Geothermal Heat Flow Mapping of Germany: Multi-Geophysical and Geological Data Inversion and Associated Uncertainties

In geothermal resource assessment, terrestrial heat flow is a crucial metric, providing key insights into lithospheric thermal states and energy balance, with significant implications for geology, geophysics, and geodynamics. This study focuses on modeling geothermal heat flow (GHF) in Germany, where direct borehole temperature gradient data is limited, i.e. only 595 unevenly distributed published heat flow points exist.

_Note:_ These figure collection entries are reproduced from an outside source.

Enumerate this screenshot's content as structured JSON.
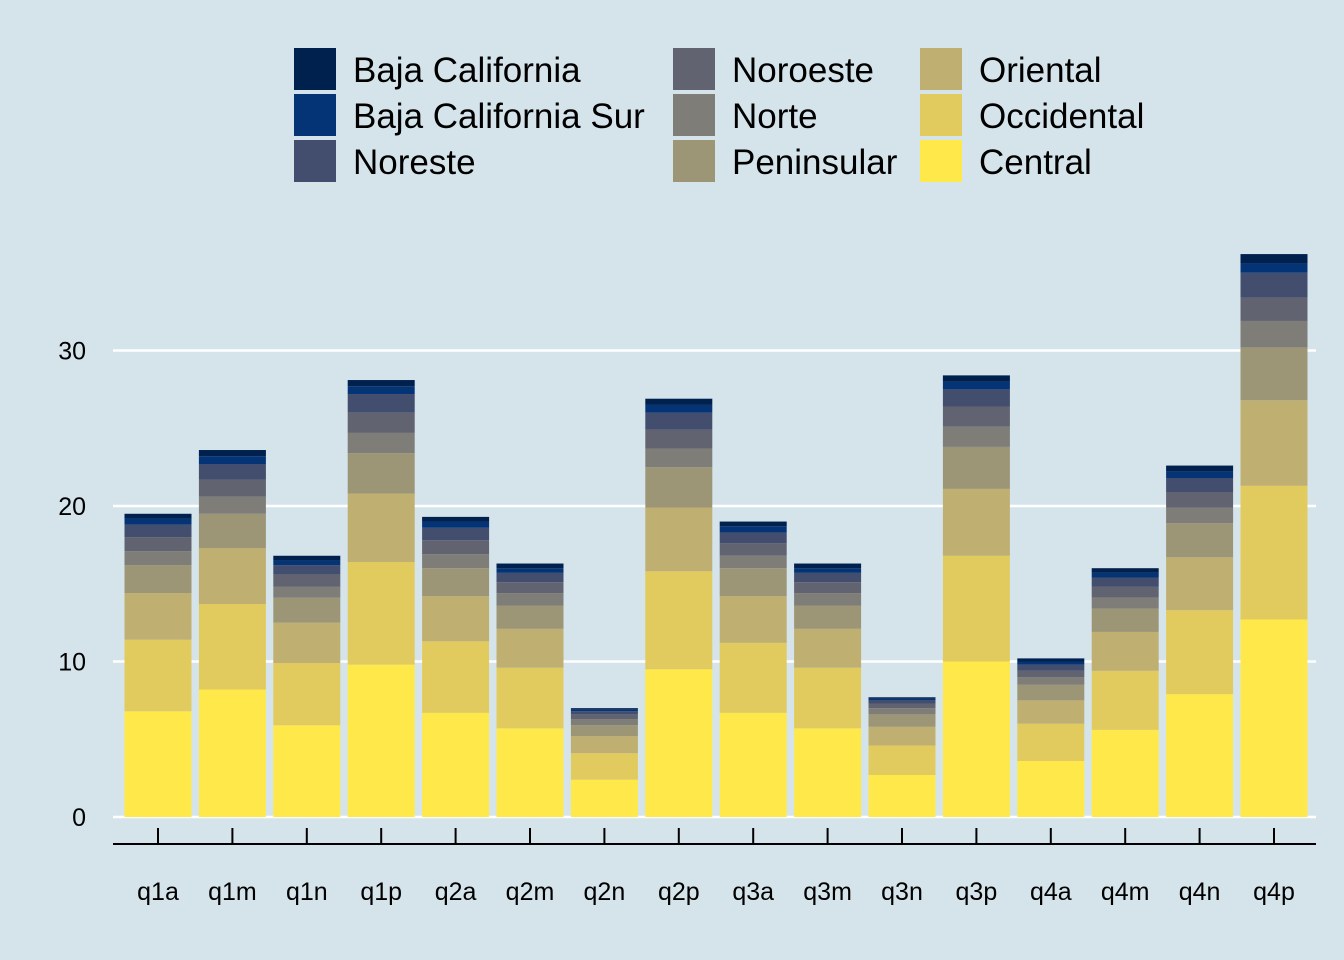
{
  "chart_data": {
    "type": "bar",
    "stacked": true,
    "title": "",
    "xlabel": "",
    "ylabel": "",
    "ylim": [
      0,
      36
    ],
    "yticks": [
      0,
      10,
      20,
      30
    ],
    "grid": true,
    "legend_position": "top",
    "categories": [
      "q1a",
      "q1m",
      "q1n",
      "q1p",
      "q2a",
      "q2m",
      "q2n",
      "q2p",
      "q3a",
      "q3m",
      "q3n",
      "q3p",
      "q4a",
      "q4m",
      "q4n",
      "q4p"
    ],
    "series": [
      {
        "name": "Central",
        "color": "#ffe94a",
        "values": [
          6.8,
          8.2,
          5.9,
          9.8,
          6.7,
          5.7,
          2.4,
          9.5,
          6.7,
          5.7,
          2.7,
          10.0,
          3.6,
          5.6,
          7.9,
          12.7
        ]
      },
      {
        "name": "Occidental",
        "color": "#e2cb5e",
        "values": [
          4.6,
          5.5,
          4.0,
          6.6,
          4.6,
          3.9,
          1.7,
          6.3,
          4.5,
          3.9,
          1.9,
          6.8,
          2.4,
          3.8,
          5.4,
          8.6
        ]
      },
      {
        "name": "Oriental",
        "color": "#bfaf71",
        "values": [
          3.0,
          3.6,
          2.6,
          4.4,
          2.9,
          2.5,
          1.1,
          4.1,
          3.0,
          2.5,
          1.2,
          4.3,
          1.5,
          2.5,
          3.4,
          5.5
        ]
      },
      {
        "name": "Peninsular",
        "color": "#9c9677",
        "values": [
          1.8,
          2.2,
          1.6,
          2.6,
          1.8,
          1.5,
          0.7,
          2.6,
          1.8,
          1.5,
          0.8,
          2.7,
          1.0,
          1.5,
          2.2,
          3.4
        ]
      },
      {
        "name": "Norte",
        "color": "#7e7d78",
        "values": [
          0.9,
          1.1,
          0.7,
          1.3,
          0.9,
          0.8,
          0.4,
          1.2,
          0.8,
          0.8,
          0.4,
          1.3,
          0.5,
          0.7,
          1.0,
          1.7
        ]
      },
      {
        "name": "Noroeste",
        "color": "#626370",
        "values": [
          0.9,
          1.1,
          0.8,
          1.3,
          0.9,
          0.7,
          0.3,
          1.2,
          0.8,
          0.7,
          0.3,
          1.3,
          0.4,
          0.7,
          1.0,
          1.5
        ]
      },
      {
        "name": "Noreste",
        "color": "#434d6e",
        "values": [
          0.8,
          1.0,
          0.6,
          1.2,
          0.8,
          0.6,
          0.2,
          1.1,
          0.7,
          0.6,
          0.2,
          1.1,
          0.4,
          0.6,
          0.9,
          1.6
        ]
      },
      {
        "name": "Baja California Sur",
        "color": "#043475",
        "values": [
          0.4,
          0.5,
          0.3,
          0.5,
          0.4,
          0.3,
          0.1,
          0.5,
          0.4,
          0.3,
          0.1,
          0.5,
          0.2,
          0.3,
          0.4,
          0.6
        ]
      },
      {
        "name": "Baja California",
        "color": "#00204e",
        "values": [
          0.3,
          0.4,
          0.3,
          0.4,
          0.3,
          0.3,
          0.1,
          0.4,
          0.3,
          0.3,
          0.1,
          0.4,
          0.2,
          0.3,
          0.4,
          0.6
        ]
      }
    ]
  }
}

To address this data scarcity, our approach utilizes indirect methodologies for GHF estimation. We integrate various geophysical and geological datasets, including gravity, magnetics, upper mantle velocity structure, topography, crustal and lithospheric thickness, fault distribution, proximity to volcanoes, and compositional data. This multi-faceted approach allows us to overcome the spatial constraints inherent in single-data reliance and more accurately reconstruct measured heat flow, e.g. in comparison to classical curie depth estimations.

Given the complexities in direct geophysical and geological data representation, our project utilizes a probabilistic, multi-geophysical inversion method. This not only enhances our understanding of Germany's geothermal potential but also allows for a detailed quantification of uncertainties.

We have developed a new heat flow map with a high resolution. This map more accurately and effectively illustrates the terrestrial heat flow distribution in the study area, providing a more detailed depiction than previous interpolation results. Our preliminary results have successfully identified high heat flow zones in regions such as the Rhenish Massif, Molasse Basin, and Upper Rhine Graben.